"I haven't any strength, I haven't any character, I'm a born tool. I haven't any destiny. All I have is dreams. And now other people run them."
Not having much experience with Ursula K. Le Guin, "The Lathe of Heaven" was a bit of a revelation based on a perception that her work may be genre-specific and inaccessible. Le Guin's prose boasts a beautiful rhythm, and the opening lines of this book are among the most striking I've read recently.
"Current-borne, wave-flung, tugged hugely by the whole might of ocean, the jellyfish drifts in the tidal abyss."
The author's extreme interest in science results in a startling level of specificity in certain areas, which can lend a density to parts of the tale. George Orr's ability to potentially literally change the world with his dreams does require some comprehensive descriptions of technology, however, so the work is worth it.
"We're in the world, not against it. It doesn't work to try to stand outside things and run them that way. It just doesn't work, it goes against life. There is a way but you have to follow it. The world is, no matter how we think it ought to be. You have to be with it. You have to let it be."

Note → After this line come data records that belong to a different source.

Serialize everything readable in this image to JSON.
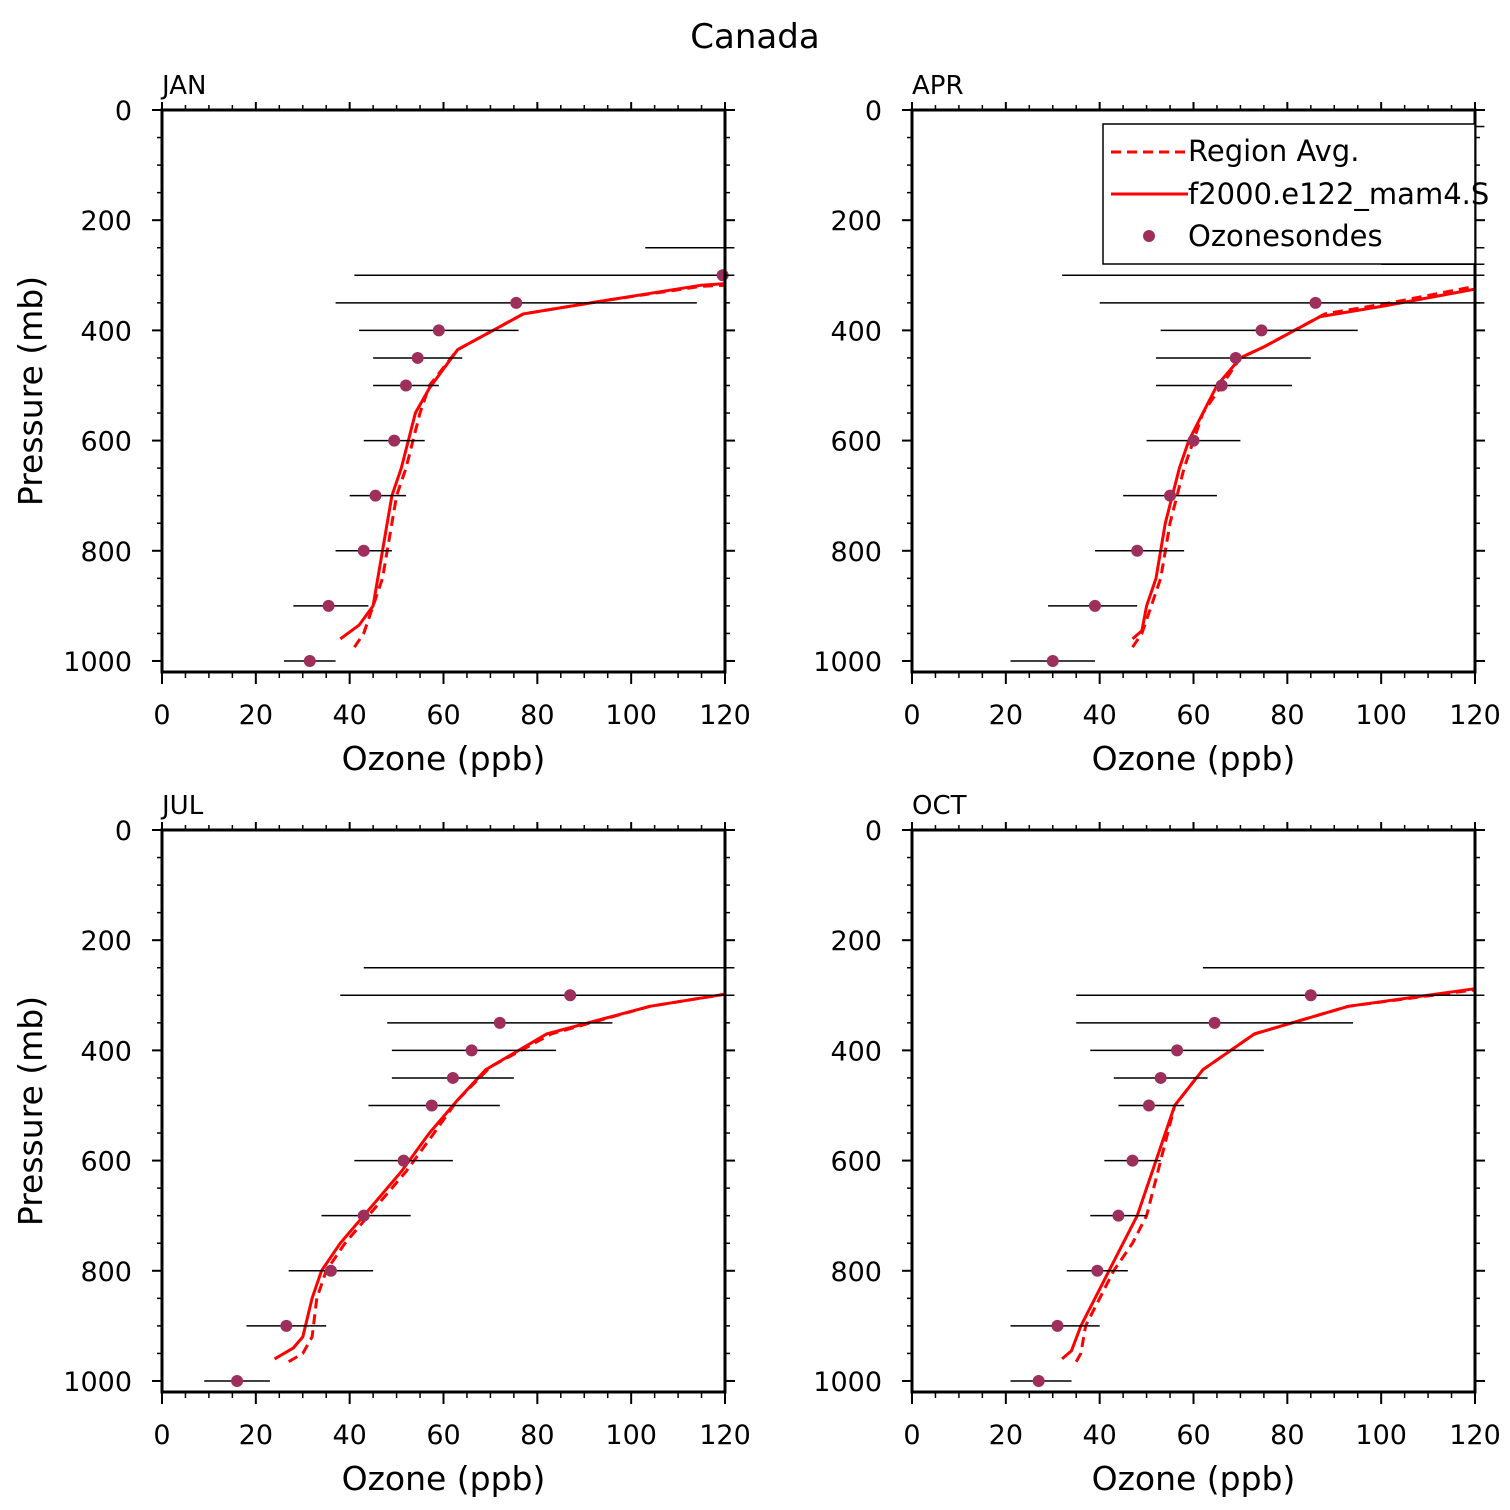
{
  "figure_title": "Canada",
  "colors": {
    "model": "#ff0000",
    "sonde": "#9e2f5c",
    "axis": "#000000"
  },
  "legend": {
    "region_avg": "Region Avg.",
    "model_run": "f2000.e122_mam4.S",
    "ozonesondes": "Ozonesondes"
  },
  "chart_data": [
    {
      "type": "line",
      "panel": "JAN",
      "xlabel": "Ozone (ppb)",
      "ylabel": "Pressure (mb)",
      "xlim": [
        0,
        120
      ],
      "ylim": [
        1000,
        0
      ],
      "x_ticks": [
        "0",
        "20",
        "40",
        "60",
        "80",
        "100",
        "120"
      ],
      "y_ticks": [
        "0",
        "200",
        "400",
        "600",
        "800",
        "1000"
      ],
      "series": [
        {
          "name": "Region Avg.",
          "style": "dashed",
          "points": [
            [
              41,
              975
            ],
            [
              43,
              950
            ],
            [
              45,
              900
            ],
            [
              47,
              850
            ],
            [
              48,
              800
            ],
            [
              50,
              700
            ],
            [
              52,
              650
            ],
            [
              55,
              550
            ],
            [
              57,
              500
            ],
            [
              63,
              435
            ],
            [
              77,
              370
            ],
            [
              95,
              345
            ],
            [
              115,
              320
            ],
            [
              120,
              318
            ]
          ]
        },
        {
          "name": "f2000.e122_mam4.S",
          "style": "solid",
          "points": [
            [
              38,
              960
            ],
            [
              42,
              935
            ],
            [
              45,
              900
            ],
            [
              46,
              850
            ],
            [
              47,
              800
            ],
            [
              49,
              700
            ],
            [
              51,
              650
            ],
            [
              54,
              550
            ],
            [
              57,
              505
            ],
            [
              63,
              435
            ],
            [
              77,
              370
            ],
            [
              95,
              345
            ],
            [
              115,
              318
            ],
            [
              120,
              315
            ]
          ]
        },
        {
          "name": "Ozonesondes",
          "style": "markers",
          "points": [
            [
              31.5,
              1000
            ],
            [
              35.5,
              900
            ],
            [
              43,
              800
            ],
            [
              45.5,
              700
            ],
            [
              49.5,
              600
            ],
            [
              52,
              500
            ],
            [
              54.5,
              450
            ],
            [
              59,
              400
            ],
            [
              75.5,
              350
            ],
            [
              119.5,
              300
            ]
          ],
          "error_low": [
            26,
            28,
            37,
            40,
            43,
            45,
            45,
            42,
            37,
            41
          ],
          "error_high": [
            37,
            44,
            49,
            52,
            56,
            59,
            64,
            76,
            114,
            122
          ]
        },
        {
          "name": "error-only",
          "style": "errorbar",
          "points": [
            [
              null,
              250
            ]
          ],
          "error_low": [
            103
          ],
          "error_high": [
            122
          ]
        }
      ]
    },
    {
      "type": "line",
      "panel": "APR",
      "xlabel": "Ozone (ppb)",
      "ylabel": "",
      "xlim": [
        0,
        120
      ],
      "ylim": [
        1000,
        0
      ],
      "x_ticks": [
        "0",
        "20",
        "40",
        "60",
        "80",
        "100",
        "120"
      ],
      "y_ticks": [
        "0",
        "200",
        "400",
        "600",
        "800",
        "1000"
      ],
      "series": [
        {
          "name": "Region Avg.",
          "style": "dashed",
          "points": [
            [
              47,
              975
            ],
            [
              49,
              950
            ],
            [
              51,
              900
            ],
            [
              53,
              850
            ],
            [
              55,
              750
            ],
            [
              58,
              650
            ],
            [
              60,
              600
            ],
            [
              62,
              550
            ],
            [
              66,
              500
            ],
            [
              70,
              450
            ],
            [
              75,
              430
            ],
            [
              88,
              370
            ],
            [
              102,
              350
            ],
            [
              120,
              320
            ]
          ]
        },
        {
          "name": "f2000.e122_mam4.S",
          "style": "solid",
          "points": [
            [
              47,
              960
            ],
            [
              49,
              945
            ],
            [
              50,
              900
            ],
            [
              52,
              850
            ],
            [
              54,
              750
            ],
            [
              57,
              650
            ],
            [
              59,
              600
            ],
            [
              62,
              550
            ],
            [
              65,
              500
            ],
            [
              70,
              450
            ],
            [
              75,
              430
            ],
            [
              87,
              375
            ],
            [
              101,
              355
            ],
            [
              120,
              325
            ]
          ]
        },
        {
          "name": "Ozonesondes",
          "style": "markers",
          "points": [
            [
              30,
              1000
            ],
            [
              39,
              900
            ],
            [
              48,
              800
            ],
            [
              55,
              700
            ],
            [
              60,
              600
            ],
            [
              66,
              500
            ],
            [
              69,
              450
            ],
            [
              74.5,
              400
            ],
            [
              86,
              350
            ]
          ],
          "error_low": [
            21,
            29,
            39,
            45,
            50,
            52,
            52,
            53,
            40
          ],
          "error_high": [
            39,
            48,
            58,
            65,
            70,
            81,
            85,
            95,
            122
          ]
        },
        {
          "name": "error-only",
          "style": "errorbar",
          "points": [
            [
              null,
              300
            ],
            [
              null,
              280
            ],
            [
              null,
              250
            ],
            [
              null,
              30
            ]
          ],
          "error_low": [
            32,
            100,
            80,
            120
          ],
          "error_high": [
            122,
            122,
            122,
            122
          ]
        }
      ]
    },
    {
      "type": "line",
      "panel": "JUL",
      "xlabel": "Ozone (ppb)",
      "ylabel": "Pressure (mb)",
      "xlim": [
        0,
        120
      ],
      "ylim": [
        1000,
        0
      ],
      "x_ticks": [
        "0",
        "20",
        "40",
        "60",
        "80",
        "100",
        "120"
      ],
      "y_ticks": [
        "0",
        "200",
        "400",
        "600",
        "800",
        "1000"
      ],
      "series": [
        {
          "name": "Region Avg.",
          "style": "dashed",
          "points": [
            [
              27,
              965
            ],
            [
              30,
              950
            ],
            [
              32,
              920
            ],
            [
              33,
              850
            ],
            [
              35,
              800
            ],
            [
              39,
              750
            ],
            [
              46,
              680
            ],
            [
              52,
              620
            ],
            [
              58,
              550
            ],
            [
              63,
              490
            ],
            [
              70,
              430
            ],
            [
              83,
              370
            ],
            [
              104,
              320
            ],
            [
              120,
              298
            ]
          ]
        },
        {
          "name": "f2000.e122_mam4.S",
          "style": "solid",
          "points": [
            [
              24,
              960
            ],
            [
              28,
              940
            ],
            [
              30,
              920
            ],
            [
              32,
              850
            ],
            [
              34,
              800
            ],
            [
              38,
              750
            ],
            [
              45,
              680
            ],
            [
              51,
              620
            ],
            [
              57,
              550
            ],
            [
              63,
              490
            ],
            [
              69,
              435
            ],
            [
              82,
              370
            ],
            [
              104,
              320
            ],
            [
              120,
              298
            ]
          ]
        },
        {
          "name": "Ozonesondes",
          "style": "markers",
          "points": [
            [
              16,
              1000
            ],
            [
              26.5,
              900
            ],
            [
              36,
              800
            ],
            [
              43,
              700
            ],
            [
              51.5,
              600
            ],
            [
              57.5,
              500
            ],
            [
              62,
              450
            ],
            [
              66,
              400
            ],
            [
              72,
              350
            ],
            [
              87,
              300
            ]
          ],
          "error_low": [
            9,
            18,
            27,
            34,
            41,
            44,
            49,
            49,
            48,
            38
          ],
          "error_high": [
            23,
            35,
            45,
            53,
            62,
            72,
            75,
            84,
            96,
            122
          ]
        },
        {
          "name": "error-only",
          "style": "errorbar",
          "points": [
            [
              null,
              250
            ]
          ],
          "error_low": [
            43
          ],
          "error_high": [
            122
          ]
        }
      ]
    },
    {
      "type": "line",
      "panel": "OCT",
      "xlabel": "Ozone (ppb)",
      "ylabel": "",
      "xlim": [
        0,
        120
      ],
      "ylim": [
        1000,
        0
      ],
      "x_ticks": [
        "0",
        "20",
        "40",
        "60",
        "80",
        "100",
        "120"
      ],
      "y_ticks": [
        "0",
        "200",
        "400",
        "600",
        "800",
        "1000"
      ],
      "series": [
        {
          "name": "Region Avg.",
          "style": "dashed",
          "points": [
            [
              35,
              965
            ],
            [
              36,
              950
            ],
            [
              37,
              900
            ],
            [
              40,
              850
            ],
            [
              43,
              800
            ],
            [
              47,
              750
            ],
            [
              50,
              700
            ],
            [
              53,
              600
            ],
            [
              56,
              500
            ],
            [
              62,
              435
            ],
            [
              73,
              370
            ],
            [
              93,
              320
            ],
            [
              120,
              290
            ]
          ]
        },
        {
          "name": "f2000.e122_mam4.S",
          "style": "solid",
          "points": [
            [
              32,
              960
            ],
            [
              34,
              945
            ],
            [
              36,
              900
            ],
            [
              39,
              850
            ],
            [
              42,
              800
            ],
            [
              45,
              750
            ],
            [
              48,
              700
            ],
            [
              52,
              600
            ],
            [
              56,
              500
            ],
            [
              62,
              435
            ],
            [
              73,
              370
            ],
            [
              93,
              320
            ],
            [
              120,
              288
            ]
          ]
        },
        {
          "name": "Ozonesondes",
          "style": "markers",
          "points": [
            [
              27,
              1000
            ],
            [
              31,
              900
            ],
            [
              39.5,
              800
            ],
            [
              44,
              700
            ],
            [
              47,
              600
            ],
            [
              50.5,
              500
            ],
            [
              53,
              450
            ],
            [
              56.5,
              400
            ],
            [
              64.5,
              350
            ],
            [
              85,
              300
            ]
          ],
          "error_low": [
            21,
            21,
            33,
            38,
            41,
            44,
            43,
            38,
            35,
            35
          ],
          "error_high": [
            34,
            40,
            46,
            50,
            53,
            58,
            63,
            75,
            94,
            122
          ]
        },
        {
          "name": "error-only",
          "style": "errorbar",
          "points": [
            [
              null,
              250
            ]
          ],
          "error_low": [
            62
          ],
          "error_high": [
            122
          ]
        }
      ]
    }
  ]
}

"The Lathe of Heaven" is a quick read with a few subplots that I would have liked to have seen explored more, like the intensity of connection between Rachel and George and the deterioration of George's mental state.
"No good. No way out. Orr was where he had been for months -- alone: knowing he was insane and knowing he was not insane, simultaneously and intensely. It was enough to drive him insane."
Yet there is no denying that the emotion sneaks up on you. Despite being written half a century ago, this science fiction is capable of striking all the right "feels chords," and Le Guin does so here again and again -- like a dream loop that you just can't escape.
"He thought, I am living a nightmare, from which from time to time I wake in sleep."